Arbeitet man die zu diesem Thema vorhandene Forschungsliteratur durch, fällt schnell auf, dass eine abschließende Definition der Anekdote schwieriger zu sein scheint, als man erwarten würde. Es werden immer wieder neue Versuche der Definition gemacht, dies geschieht häufig auch nur durch eine Abgrenzung von anderen Gattungen. Auf vielen Seiten wird erarbeitet, was die Anekdote nicht ist, diese Frage scheint leichter zu beantworten als diejenige, was sie denn nun ist. Die Autoren nehmen immer wieder auch Bezug aufeinander und stellen Querverweise her, die es dem Leser teilweise erleichtern die Ansätze in Beziehung zu setzen und subjektiv zu bewerten, um so zu einer vertretbaren eigenen Definition zu gelangen, die im Folgenden präsentiert werden soll.

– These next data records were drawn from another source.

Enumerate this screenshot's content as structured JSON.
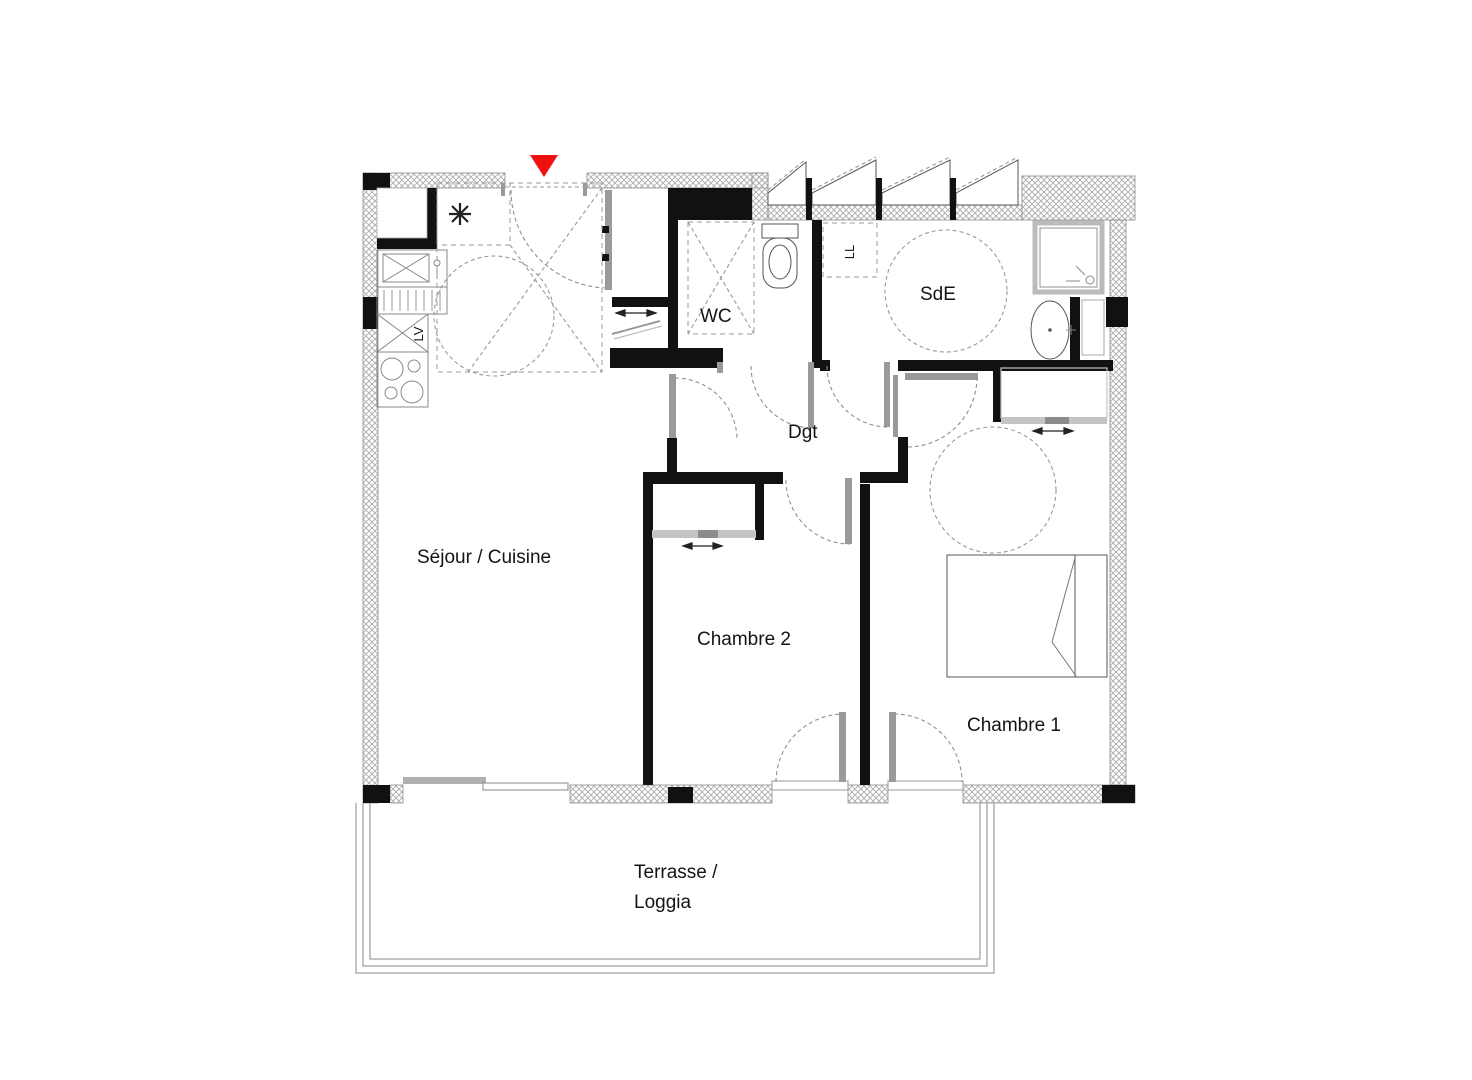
{
  "page": {
    "background": "#ffffff",
    "type": "architectural-floor-plan"
  },
  "plan": {
    "entrance_marker_color": "#f01010",
    "labels": {
      "sejour": "Séjour / Cuisine",
      "chambre2": "Chambre 2",
      "chambre1": "Chambre 1",
      "wc": "WC",
      "sde": "SdE",
      "dgt": "Dgt",
      "terrasse_line1": "Terrasse /",
      "terrasse_line2": "Loggia"
    },
    "appliance_labels": {
      "dishwasher": "LV",
      "washing_machine": "LL",
      "water_heater_symbol": "*"
    }
  }
}
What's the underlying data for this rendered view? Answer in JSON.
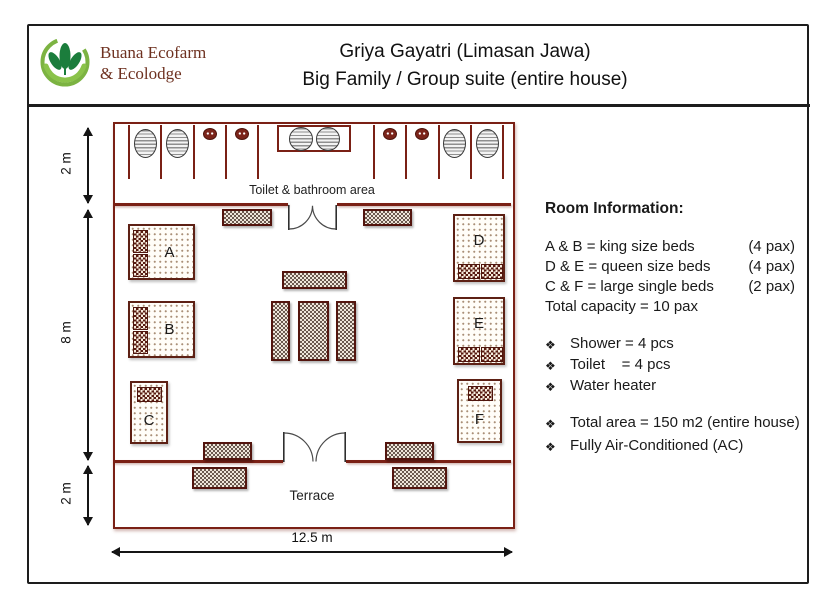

Die Anekdote gehört als Literaturform zur Kleinepik und ist daher als episch-fiktional einzuordnen. Ein zentraler Punkt ist die Faktizität, also die Glaubwürdigkeit. Die Anekdote erhebt einen Wahrheitsanspruch, indem sie entweder ein historisch belegtes Ereignis oder aber eine historische Persönlichkeit zur Grundlage hat. Ungeachtet der Tatsache, dass sich eben dieser Anspruch auf erzählte Wahrheit häufig als unbegründet und das Erzählte als erfunden erweist. Die Anekdote präsentiert das zu Grunde gelegte Ereignis, welches in ihrem Mittelpunkt steht, jedoch nicht in seiner historischen Verkettung, denn der menschliche Charakter steht im Mittelpunkt. Es ist die „Wesensäußerung eines Menschen in der Begegnung mit einem Stück Umwelt“ und dessen überzeitlichen Belang, die den Kern der Anekdote darstellen.[7] Neureuter bezeichnet dieses Merkmal, welches für ihn eins von vier, für die Anekdote wesentlichen Merkmalen, ist, als „Repräsentanz“.[8] Das erzählte einzelne Ereignis steht sowohl für die typisierten Züge eines Individuums als auch für etwas Allgemeines, also pars pro toto.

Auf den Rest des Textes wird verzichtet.